This project is developed under the supervision of Prof.Alastair Moore and Mr.Shangguan Jiangbo
Abstract
Currently, most of the cutting-edge research in the area of Text Simplification focuses on how appropriate the model can perform add, keep and delete actions on the original complex sentence. For text simplification in a specific domain, such as the medical and law industries, Name Entity Hallucination is a problem that cannot be ignored.

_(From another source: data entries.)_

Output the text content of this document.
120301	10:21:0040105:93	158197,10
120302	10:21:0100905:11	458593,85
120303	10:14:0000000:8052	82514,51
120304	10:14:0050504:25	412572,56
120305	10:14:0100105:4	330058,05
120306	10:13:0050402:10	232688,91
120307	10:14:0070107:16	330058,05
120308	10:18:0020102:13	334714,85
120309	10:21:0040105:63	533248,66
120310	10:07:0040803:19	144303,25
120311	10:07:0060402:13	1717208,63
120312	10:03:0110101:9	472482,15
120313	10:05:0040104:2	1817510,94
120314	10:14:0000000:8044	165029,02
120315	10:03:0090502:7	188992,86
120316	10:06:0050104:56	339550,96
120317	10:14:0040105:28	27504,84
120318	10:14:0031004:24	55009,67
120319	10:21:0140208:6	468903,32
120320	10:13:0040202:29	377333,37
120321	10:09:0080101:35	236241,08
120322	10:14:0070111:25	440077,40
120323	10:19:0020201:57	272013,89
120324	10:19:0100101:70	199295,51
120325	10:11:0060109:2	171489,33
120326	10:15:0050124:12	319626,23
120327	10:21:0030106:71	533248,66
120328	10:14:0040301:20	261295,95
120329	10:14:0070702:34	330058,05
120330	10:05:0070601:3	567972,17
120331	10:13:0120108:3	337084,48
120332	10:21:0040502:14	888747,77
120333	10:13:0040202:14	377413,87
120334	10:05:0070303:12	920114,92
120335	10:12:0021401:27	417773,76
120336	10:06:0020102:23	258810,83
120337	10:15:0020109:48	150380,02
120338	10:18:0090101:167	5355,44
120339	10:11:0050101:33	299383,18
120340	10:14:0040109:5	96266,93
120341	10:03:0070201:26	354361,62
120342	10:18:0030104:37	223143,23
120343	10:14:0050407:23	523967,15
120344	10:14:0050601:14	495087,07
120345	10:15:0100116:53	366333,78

This refers to certain Name Entities, or specific terms, that are meant to be preserved during the simplification process have been simplified by the system, creating discrepancies between the original sentence and the simplified sentence. In this paper, we proposed two different approaches to overcome this issue while maintaining the level of text simplification performance, and built a Text Simplification System by combining these two approaches to achieve the best outcome. To be more specific, this research first augments a state-of-the-art text simplification model using a variety of control tokens, and further developed a Name Entity Recovery model to address the Name Entity Hallucination issue. When applied to reality, these models can be further fine-tuned to achieve the best results in the specific industry. The resulting Text Simplification System we built successfully increase the efficiency of the Name Entity retention rate from 60.4% to over 80% while maintaining the same quality in text simplification, compared to the state-of-the-art MUSS text simplification model.